Thursday, May 6, 2010

Microfinance ... the great news of Fonkoze in Haiti

Dear Colleagues

Early this week I attended a meeting where Leigh Carter, the Executive Director of Fonkoze USA and Linda Boucard, Director of Communications for Fonkoze in Haiti talked about the work of Fonkoze in Haiti ... both over the years before the earthquake, and, of course, in the three months since the earthquake.

One of the nice things about Fonkoze is that it is not confused about what it is doing. Simply put, it is doing what it can to help improve the quality of life of poor people all over Haiti.

In my view, Fonkoze in Haiti is an organization that does an awful lot right ... but Fonkoze is will not appear as a high performance microfinance institution (MFI) as long as the metrics of performance are those that simply relate to money profit accounting. Fonkoze does so much more. Fonkoze does things of value for its clients way before doing these things has any hope of being "profitable" for the organization.

The idea of Fonkoze being an MFI is really not sufficient ... Fonkoze might be much better characterized as a Comprehensive People Progress Institution (CPPI), because it is doing a whole lot of things that are needed to help people help themselves to climb out of poverty.

If the allocation of capital ... money resources ... through capital markets was based on value adding as much as it is on money profit, then Fonkoze would attract resources from capital markets because it is doing work that has a huge social value. Because the metrics are just about profit, an organization like Fonkoze has to get its resources from other sources ... and it does fund raising well ... and uses its resources very well.
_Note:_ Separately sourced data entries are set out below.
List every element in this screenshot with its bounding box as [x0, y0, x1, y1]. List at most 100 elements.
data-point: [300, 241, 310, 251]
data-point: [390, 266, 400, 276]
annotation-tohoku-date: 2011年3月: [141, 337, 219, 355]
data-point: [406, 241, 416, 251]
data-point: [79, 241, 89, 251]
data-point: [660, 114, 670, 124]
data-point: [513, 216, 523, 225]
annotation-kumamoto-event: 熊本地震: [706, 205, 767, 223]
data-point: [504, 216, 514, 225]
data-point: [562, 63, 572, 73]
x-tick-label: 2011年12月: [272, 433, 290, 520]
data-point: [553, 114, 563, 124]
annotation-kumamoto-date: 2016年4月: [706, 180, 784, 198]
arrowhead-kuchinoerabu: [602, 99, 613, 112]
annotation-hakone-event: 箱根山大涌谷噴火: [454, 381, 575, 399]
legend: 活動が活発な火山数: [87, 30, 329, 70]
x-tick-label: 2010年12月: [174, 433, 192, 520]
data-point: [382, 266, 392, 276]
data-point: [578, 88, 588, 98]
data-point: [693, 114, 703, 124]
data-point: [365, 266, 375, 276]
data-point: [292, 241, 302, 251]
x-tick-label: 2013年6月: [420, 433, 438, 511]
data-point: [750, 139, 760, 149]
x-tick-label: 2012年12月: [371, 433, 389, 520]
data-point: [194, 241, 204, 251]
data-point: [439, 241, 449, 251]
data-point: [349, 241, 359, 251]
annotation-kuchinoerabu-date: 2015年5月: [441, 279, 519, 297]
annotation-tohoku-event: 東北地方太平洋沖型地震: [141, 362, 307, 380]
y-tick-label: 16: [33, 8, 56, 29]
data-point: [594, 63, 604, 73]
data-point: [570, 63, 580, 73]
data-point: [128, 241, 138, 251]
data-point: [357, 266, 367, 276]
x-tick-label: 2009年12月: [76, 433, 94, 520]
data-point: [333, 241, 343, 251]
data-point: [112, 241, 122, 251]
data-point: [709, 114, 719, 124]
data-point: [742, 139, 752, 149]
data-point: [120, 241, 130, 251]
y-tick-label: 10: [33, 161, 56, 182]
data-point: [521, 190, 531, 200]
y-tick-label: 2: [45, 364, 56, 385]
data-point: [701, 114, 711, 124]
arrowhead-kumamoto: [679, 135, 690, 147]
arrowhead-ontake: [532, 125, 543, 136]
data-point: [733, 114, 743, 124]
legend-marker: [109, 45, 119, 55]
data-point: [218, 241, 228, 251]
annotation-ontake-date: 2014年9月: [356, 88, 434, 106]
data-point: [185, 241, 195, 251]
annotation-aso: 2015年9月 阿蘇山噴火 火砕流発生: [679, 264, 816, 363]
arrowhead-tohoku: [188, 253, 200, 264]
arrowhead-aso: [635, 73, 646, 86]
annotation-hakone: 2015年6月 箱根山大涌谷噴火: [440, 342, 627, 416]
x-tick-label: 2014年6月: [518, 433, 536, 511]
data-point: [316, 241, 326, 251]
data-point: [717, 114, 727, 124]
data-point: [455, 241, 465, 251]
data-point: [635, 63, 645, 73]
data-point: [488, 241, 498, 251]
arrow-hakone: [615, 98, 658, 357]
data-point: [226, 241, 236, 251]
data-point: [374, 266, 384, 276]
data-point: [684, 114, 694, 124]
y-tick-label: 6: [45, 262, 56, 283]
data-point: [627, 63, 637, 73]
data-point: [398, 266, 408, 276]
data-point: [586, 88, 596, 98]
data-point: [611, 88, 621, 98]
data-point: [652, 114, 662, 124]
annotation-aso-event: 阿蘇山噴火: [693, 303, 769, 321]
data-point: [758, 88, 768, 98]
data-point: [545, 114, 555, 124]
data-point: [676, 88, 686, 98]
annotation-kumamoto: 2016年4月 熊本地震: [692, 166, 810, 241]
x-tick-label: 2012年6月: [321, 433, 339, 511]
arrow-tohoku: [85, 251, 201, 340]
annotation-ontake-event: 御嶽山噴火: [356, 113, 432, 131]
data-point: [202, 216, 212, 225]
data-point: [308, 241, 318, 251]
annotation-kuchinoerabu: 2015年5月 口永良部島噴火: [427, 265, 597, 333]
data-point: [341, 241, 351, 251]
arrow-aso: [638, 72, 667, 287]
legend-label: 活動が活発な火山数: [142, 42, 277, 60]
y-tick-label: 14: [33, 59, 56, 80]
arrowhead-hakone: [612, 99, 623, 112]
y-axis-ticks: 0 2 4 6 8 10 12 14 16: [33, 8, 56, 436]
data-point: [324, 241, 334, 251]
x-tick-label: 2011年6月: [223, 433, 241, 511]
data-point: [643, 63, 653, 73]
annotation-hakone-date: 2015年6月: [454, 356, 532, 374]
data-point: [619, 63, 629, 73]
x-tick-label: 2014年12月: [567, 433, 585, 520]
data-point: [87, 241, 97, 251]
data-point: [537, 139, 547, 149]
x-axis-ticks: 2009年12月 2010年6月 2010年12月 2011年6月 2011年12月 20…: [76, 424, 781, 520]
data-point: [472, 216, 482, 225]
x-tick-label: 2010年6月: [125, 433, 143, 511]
I very much like what Fonkoze does ... but I get a little mad as I reflect on the amount of work that needs to be done in Haiti to help people at the "Bottom of the Pyramid" ... the enormous value of this work ... and yet the very limited resources that flow into this work. The work that Fonkoze does may not be profitable, but it is very valuable ... and it sets the stage for people that need help to help themselves. The cost of building value ... human capital ... the Fonkoze way is not inconsequential, but it is very value positive over time, in stark contrast to welfare assistance that has costs that cumulate continuously over time, with no exit that will end the process.

Fonkoze's work is neither quick nor cheap ... though cheap is a relative term. The work Fonkoze does cannot be accelerated merely by throwing money at the problem ... there is a people dimension of the work that takes time. The idea of "helping" has a lot of value ... but it takes person to person contact, and that takes time and is expensive. My impression of Fonkoze creating "leverage" in value is very strong and favorable ... and confirmed in a way by the fact that almost the whole of the staff are Haitian locals rather than a big expatriate team.

This meeting once again highlighted for me the incredible importance of getting a system of metrics that reflects what is valuable in society as well as merely what is profitable. Unless the capital markets start to have a value dimension as well as a profit dimension to their metrics, we are going to lurch from crisis to crisis ... and maybe not be able to recover from the mess.